7. the preparation method of a kind of antibiotic polymer composite material according to claim 3, to it is characterized in that the ion-exchange total volume be the calcium base of 80meq-100meq/100g or receive base montmorillonite 2-15 part in the presence of the water dispersion medium of 10-500 part, forms slurry through stirring; With ethylene glycol amine intercalator 0.001-5 part and nanometer silver particulate 0.005-0.1 part in water dispersion medium 5-100 part after mixing, inject above-mentioned slurry, at 60-80 ℃, carry out common intercalation processing, after filtration, drying obtains the homodisperse blend; With vibrin 85-98 part, be warming up to 265-270 ℃ and make the resin fusion, stir and to add the above-mentioned dispersion blend of 2-15 part down, obtained the polyester antimicrobial composite material in insulated and stirred 0.5-2 hour.

8. according to the preparation method of claim 5,6 or 7 described a kind of antibiotic polymer composite materials, it is characterized in that described nanometer silver fraction of particle is 0.01-0.1.

9. the purposes of a kind of antibiotic polymer composite material according to claim 1 is characterized in that described antibacterial polyester matrix material is as building materials and civilian goods.

10. the purposes of a kind of antibiotic polymer composite material according to claim 9 is characterized in that the articles for children in the civilian goods.
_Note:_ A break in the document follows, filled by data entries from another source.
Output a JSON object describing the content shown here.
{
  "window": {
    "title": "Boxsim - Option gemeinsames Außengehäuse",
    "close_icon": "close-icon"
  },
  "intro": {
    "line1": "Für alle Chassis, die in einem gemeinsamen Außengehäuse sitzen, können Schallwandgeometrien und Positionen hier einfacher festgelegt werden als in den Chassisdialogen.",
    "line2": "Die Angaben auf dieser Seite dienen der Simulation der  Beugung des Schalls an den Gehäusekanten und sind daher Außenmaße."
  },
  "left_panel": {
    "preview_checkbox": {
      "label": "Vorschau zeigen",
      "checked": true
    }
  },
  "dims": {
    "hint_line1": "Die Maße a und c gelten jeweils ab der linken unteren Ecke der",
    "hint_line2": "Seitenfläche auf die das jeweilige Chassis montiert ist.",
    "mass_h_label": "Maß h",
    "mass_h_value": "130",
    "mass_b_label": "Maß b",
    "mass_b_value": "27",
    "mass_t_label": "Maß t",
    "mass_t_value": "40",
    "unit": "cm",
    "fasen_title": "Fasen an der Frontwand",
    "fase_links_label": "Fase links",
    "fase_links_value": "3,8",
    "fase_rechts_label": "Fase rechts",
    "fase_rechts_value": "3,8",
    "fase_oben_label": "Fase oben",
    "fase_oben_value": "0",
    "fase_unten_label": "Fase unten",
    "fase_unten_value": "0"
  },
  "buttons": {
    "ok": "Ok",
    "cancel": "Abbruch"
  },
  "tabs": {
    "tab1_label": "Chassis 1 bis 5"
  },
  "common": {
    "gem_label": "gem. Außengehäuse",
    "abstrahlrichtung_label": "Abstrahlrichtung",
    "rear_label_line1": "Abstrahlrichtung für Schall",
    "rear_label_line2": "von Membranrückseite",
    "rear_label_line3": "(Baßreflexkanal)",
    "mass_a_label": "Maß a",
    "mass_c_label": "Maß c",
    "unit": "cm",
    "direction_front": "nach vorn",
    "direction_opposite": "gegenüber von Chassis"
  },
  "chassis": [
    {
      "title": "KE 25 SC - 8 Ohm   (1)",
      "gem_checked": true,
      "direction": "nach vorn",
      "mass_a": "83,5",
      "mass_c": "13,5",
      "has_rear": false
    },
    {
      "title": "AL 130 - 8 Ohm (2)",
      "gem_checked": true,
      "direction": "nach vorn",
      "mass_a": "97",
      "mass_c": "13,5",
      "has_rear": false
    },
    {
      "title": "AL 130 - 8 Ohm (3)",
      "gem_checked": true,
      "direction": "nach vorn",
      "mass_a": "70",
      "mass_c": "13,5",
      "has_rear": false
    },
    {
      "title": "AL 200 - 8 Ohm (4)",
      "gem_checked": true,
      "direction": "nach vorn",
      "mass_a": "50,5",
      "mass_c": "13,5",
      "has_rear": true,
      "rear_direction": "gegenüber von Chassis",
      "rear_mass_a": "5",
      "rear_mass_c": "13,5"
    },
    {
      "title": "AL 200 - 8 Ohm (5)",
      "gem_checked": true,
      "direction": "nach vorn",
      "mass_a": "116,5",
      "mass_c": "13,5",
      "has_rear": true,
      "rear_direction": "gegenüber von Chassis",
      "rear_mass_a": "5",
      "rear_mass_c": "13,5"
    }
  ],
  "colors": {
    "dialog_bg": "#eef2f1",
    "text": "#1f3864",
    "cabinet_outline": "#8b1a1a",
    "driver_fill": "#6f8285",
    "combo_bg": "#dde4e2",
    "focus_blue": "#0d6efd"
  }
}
11. the purposes of a kind of antibiotic polymer composite material according to claim 9 is characterized in that being used as consumption electronic products such as phone housing, computation keyboard.

12. the purposes of a kind of antibiotic polymer composite material according to claim 9 is characterized in that being used for the sheating material of household appliances such as washing machine, refrigerator.